There are always those who claim that it's an 'entitlement' because "we paid our taxes for it!" Well, if this were so, then those who paid lots of taxes would get lots and those who paid nothing would get nothing. The fact that all get the same makes it WELFARE.
Even if ALL their taxes had gone towards their age pension - and who would then be left to pay for the running of the country? - it would never be enough to cover their age pension for another ten, twenty, perhaps even thirty years of retirement. Anybody who's ever tried to buy an annuity could tell them that! - more on it here.

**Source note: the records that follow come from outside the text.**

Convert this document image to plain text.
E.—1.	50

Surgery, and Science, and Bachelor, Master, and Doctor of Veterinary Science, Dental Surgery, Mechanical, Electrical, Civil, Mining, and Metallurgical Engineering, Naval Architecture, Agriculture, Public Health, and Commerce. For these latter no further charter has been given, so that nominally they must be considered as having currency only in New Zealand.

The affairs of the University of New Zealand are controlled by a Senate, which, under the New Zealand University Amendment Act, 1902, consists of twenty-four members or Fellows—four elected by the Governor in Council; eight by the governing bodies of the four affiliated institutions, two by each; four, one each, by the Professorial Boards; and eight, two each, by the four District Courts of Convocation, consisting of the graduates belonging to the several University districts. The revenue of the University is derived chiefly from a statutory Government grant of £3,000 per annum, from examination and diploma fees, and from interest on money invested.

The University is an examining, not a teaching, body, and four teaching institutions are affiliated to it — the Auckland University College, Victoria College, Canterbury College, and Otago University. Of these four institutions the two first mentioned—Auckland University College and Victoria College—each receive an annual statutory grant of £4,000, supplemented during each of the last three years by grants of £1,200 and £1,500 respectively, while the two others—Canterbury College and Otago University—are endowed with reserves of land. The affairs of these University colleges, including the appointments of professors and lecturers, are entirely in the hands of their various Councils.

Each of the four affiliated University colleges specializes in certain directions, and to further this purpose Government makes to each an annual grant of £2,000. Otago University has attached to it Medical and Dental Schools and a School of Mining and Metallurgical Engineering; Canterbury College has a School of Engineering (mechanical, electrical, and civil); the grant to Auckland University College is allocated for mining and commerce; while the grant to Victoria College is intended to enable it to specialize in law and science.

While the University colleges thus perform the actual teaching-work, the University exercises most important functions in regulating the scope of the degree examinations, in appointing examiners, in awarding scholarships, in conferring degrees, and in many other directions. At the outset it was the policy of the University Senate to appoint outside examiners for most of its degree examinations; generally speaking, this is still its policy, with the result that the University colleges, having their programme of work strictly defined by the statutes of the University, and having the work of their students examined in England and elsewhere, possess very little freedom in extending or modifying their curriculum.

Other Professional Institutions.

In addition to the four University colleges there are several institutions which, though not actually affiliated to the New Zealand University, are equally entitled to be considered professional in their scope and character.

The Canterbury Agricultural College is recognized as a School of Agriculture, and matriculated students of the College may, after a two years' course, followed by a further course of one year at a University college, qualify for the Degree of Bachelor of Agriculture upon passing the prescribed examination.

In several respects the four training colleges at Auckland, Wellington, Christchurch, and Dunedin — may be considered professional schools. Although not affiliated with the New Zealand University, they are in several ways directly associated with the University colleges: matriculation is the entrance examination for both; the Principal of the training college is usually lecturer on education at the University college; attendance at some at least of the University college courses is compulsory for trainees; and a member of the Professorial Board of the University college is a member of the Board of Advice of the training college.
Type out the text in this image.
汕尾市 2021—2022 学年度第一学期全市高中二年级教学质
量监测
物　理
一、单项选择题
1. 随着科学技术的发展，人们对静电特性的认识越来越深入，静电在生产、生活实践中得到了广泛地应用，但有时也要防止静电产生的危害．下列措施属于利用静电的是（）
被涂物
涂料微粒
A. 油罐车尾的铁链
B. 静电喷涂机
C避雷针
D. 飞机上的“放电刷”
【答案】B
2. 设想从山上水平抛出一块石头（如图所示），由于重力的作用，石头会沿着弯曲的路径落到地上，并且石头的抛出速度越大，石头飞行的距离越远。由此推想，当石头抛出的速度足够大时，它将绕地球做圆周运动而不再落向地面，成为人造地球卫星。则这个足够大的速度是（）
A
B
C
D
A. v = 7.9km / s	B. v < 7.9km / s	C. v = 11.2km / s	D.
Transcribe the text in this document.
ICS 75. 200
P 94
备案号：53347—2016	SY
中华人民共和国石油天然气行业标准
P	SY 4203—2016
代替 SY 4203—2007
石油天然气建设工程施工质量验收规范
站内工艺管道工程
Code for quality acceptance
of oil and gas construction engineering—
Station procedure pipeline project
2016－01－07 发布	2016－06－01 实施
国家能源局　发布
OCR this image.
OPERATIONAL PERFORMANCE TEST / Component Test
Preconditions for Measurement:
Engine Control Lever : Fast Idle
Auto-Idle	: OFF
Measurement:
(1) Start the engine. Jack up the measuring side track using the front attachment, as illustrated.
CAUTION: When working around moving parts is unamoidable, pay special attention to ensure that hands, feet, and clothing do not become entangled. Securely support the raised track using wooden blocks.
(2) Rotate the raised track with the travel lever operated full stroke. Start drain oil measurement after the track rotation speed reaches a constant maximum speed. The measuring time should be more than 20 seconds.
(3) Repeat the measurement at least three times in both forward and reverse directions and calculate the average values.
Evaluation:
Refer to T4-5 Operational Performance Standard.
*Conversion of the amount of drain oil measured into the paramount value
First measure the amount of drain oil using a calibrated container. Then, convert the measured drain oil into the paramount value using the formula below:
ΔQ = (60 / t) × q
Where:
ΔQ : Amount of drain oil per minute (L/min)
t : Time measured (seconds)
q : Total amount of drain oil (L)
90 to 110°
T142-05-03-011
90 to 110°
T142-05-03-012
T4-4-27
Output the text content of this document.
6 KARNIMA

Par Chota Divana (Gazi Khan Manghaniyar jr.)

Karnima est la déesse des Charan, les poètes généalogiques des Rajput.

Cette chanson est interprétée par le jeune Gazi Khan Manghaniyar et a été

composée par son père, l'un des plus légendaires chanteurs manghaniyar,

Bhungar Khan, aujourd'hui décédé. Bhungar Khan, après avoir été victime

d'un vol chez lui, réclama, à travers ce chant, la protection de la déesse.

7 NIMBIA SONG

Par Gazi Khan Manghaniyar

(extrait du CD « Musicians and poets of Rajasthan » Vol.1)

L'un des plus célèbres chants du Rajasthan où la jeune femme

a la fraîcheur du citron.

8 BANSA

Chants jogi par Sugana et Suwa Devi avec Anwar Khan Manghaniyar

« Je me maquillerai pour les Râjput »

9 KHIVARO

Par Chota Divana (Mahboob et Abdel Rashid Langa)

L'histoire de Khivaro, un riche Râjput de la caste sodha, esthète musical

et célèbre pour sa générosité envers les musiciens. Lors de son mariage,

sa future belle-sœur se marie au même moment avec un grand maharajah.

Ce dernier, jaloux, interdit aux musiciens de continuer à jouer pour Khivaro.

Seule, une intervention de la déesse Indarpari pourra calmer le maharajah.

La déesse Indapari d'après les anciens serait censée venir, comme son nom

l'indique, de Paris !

I once tried to tell this to my retired neighbour in Townsville who confided in me that, after a lifetime of earning lots of money in mining, he had buried it all in kerosene tins in his garden - I kid you not! - so that he would qualify for the government pension. I figured that he missed out on more interest than he got in welfare but he was not persuaded because "I paid my taxes for it!" When I revisited Townsville in 1985, I heard he had died and the house been sold. I nearly told the new owners to start digging! ☺
Of course, under our crazy rules, people can live in multi-million-dollar mansions and still claim welfare which means that many put all their money into their houses and then cry poor. And I know of couples who separated - at least 'on paper' - so as to receive fortnightly $873.90 EACH instead of the combined $1,317.40. The length some people go to for another eleven thousand dollars a year is amazing!
It's an insane and unsustainable system (for those who're footing it; mainly generations yet unborn) but perhaps no more insane and unsustainable than when Germany pays out $50-billion-plus every year to house and feed the same people that now terrorise the country.